ENTREVISTA: “Valió la Pena”: La epopeya del grupo que conquistó las cumbres de Centroamérica

Julio Quesada García el alma del grupo Valió la Pena

El Cantón de La Unión se ha convertido, sin saberlo muchos, en el punto de partida de una de las historias más inspiradoras del senderismo costarricense. Lo que comenzó como una inquietud en la antesala de la jubilación, hoy es una comunidad que moviliza a más de 1,700 personas al año, cruza fronteras y toca las cumbres más altas de Centroamérica.

Tuvimos el privilegio de conversar con don Julio Quesada García, el líder y fundador del grupo “Valió la Pena”. Entre anécdotas de caminatas agotadoras, la emoción de los adultos mayores que descubren la montaña y la épica de conquistar volcanes en cinco países, don Julio nos recuerda que el verdadero límite no está en las piernas, sino en el corazón.

A sus 65 años y con una lesión que le llaman “pie caído”, ha caminado las rutas más exigentes de la región. En esta entrevista, nos comparte su filosofía, la organización detrás de los 45 recorridos anuales y la invitación a unirse a la próxima aventura.

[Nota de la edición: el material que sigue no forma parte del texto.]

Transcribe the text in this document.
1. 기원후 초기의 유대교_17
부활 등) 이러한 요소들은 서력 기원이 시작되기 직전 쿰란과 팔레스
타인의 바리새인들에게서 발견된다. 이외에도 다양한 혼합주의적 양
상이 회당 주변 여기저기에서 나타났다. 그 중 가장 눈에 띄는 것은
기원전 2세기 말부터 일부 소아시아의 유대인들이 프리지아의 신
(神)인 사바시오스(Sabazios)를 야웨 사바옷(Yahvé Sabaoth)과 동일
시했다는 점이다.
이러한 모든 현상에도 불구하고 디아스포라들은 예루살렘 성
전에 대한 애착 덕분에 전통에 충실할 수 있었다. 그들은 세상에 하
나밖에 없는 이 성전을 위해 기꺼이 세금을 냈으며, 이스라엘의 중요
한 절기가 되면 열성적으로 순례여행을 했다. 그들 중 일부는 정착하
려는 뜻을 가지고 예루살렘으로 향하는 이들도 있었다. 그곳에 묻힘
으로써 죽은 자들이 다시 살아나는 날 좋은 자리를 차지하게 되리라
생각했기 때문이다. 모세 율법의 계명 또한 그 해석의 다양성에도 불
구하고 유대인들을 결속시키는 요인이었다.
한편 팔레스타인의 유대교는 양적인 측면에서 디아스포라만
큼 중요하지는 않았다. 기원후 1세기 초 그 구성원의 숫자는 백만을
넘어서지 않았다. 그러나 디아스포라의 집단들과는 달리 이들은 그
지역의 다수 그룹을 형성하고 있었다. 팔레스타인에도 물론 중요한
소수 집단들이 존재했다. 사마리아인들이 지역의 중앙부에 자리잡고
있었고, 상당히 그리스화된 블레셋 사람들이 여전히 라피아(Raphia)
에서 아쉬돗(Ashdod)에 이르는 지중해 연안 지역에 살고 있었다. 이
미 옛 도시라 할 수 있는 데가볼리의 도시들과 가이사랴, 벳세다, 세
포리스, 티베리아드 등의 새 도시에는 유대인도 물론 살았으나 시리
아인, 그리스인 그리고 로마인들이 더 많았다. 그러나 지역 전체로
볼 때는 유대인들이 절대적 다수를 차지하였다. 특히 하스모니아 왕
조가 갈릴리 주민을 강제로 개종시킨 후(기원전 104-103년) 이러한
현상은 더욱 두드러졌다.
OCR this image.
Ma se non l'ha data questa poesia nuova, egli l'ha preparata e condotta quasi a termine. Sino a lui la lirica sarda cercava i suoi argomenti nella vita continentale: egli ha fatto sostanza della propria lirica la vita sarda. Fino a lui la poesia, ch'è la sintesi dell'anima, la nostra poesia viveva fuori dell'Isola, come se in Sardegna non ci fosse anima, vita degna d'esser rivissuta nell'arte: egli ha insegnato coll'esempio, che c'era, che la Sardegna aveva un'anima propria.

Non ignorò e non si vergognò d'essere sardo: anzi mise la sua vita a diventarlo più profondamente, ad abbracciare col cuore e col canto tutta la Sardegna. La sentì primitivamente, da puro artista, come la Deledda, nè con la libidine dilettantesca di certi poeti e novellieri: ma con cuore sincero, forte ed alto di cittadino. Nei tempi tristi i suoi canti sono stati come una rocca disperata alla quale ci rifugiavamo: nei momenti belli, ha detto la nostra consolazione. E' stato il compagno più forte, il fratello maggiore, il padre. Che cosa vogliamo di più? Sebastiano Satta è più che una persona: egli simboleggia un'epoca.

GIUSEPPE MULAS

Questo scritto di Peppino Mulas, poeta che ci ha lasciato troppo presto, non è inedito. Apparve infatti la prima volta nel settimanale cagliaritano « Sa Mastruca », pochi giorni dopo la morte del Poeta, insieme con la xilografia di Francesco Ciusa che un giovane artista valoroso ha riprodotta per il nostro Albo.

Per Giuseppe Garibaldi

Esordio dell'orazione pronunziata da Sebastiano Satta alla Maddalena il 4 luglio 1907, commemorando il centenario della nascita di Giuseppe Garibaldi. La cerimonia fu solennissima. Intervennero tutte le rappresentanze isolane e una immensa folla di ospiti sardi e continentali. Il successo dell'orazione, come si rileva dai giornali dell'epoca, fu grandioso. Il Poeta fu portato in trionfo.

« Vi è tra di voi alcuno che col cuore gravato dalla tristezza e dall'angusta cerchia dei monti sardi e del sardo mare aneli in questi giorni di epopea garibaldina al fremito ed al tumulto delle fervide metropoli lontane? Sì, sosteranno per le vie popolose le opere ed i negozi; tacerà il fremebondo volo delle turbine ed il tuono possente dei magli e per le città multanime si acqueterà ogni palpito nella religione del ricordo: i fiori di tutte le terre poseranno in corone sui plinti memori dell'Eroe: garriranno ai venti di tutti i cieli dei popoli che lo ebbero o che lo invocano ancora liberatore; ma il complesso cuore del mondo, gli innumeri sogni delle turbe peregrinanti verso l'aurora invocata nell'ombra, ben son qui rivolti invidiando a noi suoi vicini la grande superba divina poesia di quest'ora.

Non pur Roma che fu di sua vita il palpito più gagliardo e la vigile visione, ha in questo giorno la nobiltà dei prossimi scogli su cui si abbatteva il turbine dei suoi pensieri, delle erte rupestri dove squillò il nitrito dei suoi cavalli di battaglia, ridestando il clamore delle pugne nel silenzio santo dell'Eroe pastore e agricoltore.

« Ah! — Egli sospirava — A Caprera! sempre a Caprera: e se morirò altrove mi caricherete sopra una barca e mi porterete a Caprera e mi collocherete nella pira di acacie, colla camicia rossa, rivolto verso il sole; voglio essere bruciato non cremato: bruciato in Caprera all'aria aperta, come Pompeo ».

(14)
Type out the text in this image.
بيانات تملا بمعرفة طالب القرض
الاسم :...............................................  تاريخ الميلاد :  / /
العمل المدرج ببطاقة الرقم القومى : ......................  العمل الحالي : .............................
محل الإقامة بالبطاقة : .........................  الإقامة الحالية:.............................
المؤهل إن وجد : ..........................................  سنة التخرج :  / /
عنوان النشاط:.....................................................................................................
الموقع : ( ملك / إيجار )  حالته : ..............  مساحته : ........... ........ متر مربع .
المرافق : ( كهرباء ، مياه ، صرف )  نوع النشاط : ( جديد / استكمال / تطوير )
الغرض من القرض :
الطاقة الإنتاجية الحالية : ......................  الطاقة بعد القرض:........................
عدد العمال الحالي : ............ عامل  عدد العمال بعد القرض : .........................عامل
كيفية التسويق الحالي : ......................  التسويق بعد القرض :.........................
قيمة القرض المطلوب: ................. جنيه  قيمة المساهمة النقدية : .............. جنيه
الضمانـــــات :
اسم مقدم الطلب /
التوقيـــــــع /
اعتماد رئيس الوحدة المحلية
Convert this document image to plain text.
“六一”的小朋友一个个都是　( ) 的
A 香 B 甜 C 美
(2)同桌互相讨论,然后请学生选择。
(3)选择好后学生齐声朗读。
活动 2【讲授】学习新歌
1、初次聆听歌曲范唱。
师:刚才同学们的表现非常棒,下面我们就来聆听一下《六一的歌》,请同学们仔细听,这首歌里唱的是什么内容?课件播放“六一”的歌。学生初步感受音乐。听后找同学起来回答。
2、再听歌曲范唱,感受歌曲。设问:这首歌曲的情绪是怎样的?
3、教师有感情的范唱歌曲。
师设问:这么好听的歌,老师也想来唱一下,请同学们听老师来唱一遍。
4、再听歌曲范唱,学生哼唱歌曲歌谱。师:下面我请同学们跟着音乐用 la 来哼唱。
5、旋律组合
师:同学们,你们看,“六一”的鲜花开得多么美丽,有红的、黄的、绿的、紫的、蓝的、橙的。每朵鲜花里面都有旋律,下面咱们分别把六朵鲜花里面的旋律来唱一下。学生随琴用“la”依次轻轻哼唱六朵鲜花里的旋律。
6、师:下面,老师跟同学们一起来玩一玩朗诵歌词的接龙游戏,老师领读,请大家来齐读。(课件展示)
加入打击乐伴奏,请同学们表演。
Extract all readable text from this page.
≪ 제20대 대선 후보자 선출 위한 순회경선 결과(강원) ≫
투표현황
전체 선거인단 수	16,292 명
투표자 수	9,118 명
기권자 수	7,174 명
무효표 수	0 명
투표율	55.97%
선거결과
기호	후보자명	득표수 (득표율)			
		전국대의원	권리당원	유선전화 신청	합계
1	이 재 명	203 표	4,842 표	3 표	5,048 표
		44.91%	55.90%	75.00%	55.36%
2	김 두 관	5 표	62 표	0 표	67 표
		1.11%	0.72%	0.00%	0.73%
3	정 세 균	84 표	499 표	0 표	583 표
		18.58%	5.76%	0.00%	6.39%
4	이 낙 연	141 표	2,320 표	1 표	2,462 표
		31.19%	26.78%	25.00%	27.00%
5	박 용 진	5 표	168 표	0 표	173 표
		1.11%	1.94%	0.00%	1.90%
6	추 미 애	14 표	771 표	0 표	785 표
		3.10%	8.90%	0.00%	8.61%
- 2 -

“Valió la Pena” se ha consolidado como un referente de inclusión. Desde niños hasta un hombre de 87 años, todos encuentran un lugar en sus filas para conectar con la naturaleza.

Leonardo Jiménez Campos (LJC): Don Julio, usted me había mencionado que el proyecto lo creó a finales del 2021, pero la primera caminata oficial fue el 8 de mayo del 2022 con 19 personas. ¿Cómo nació esa chispa inicial? ¿Qué le motivó a crear el grupo “Valió la Pena”?

Julio Quesada García (JQG): Bueno, en ese momento yo me estaba preparando para jubilarme, lo cual sucedió el 28 de febrero del 2022, dos meses antes. Me senté un día a averiguar qué iba a hacer con mi tiempo. Recordé cuando estaba en rescate y traiciones, y decidí montar esas caminatas en el Cantón de La Unión. Así que empezamos con una caminata desde RECOPE hacia Dulce Nombre por La Angelina. Éramos 19 personas, una de las cuales ya falleció, que era el hermano de Pocho Vega.

LJC: ¿Por qué el nombre “Valió la Pena”?

JQG: En esa caminata ya no éramos 19, sino más de 30. Cuando íbamos subiendo, hicimos una especie de concurso para ponerle nombre al grupo. Al terminar la caminata en la parte alta de Angelina, una de las compañeras de San Juan propuso que se llamara “Valió la Pena”. Y así quedó. Hasta la fecha no ha cambiado y creo que no lo hará.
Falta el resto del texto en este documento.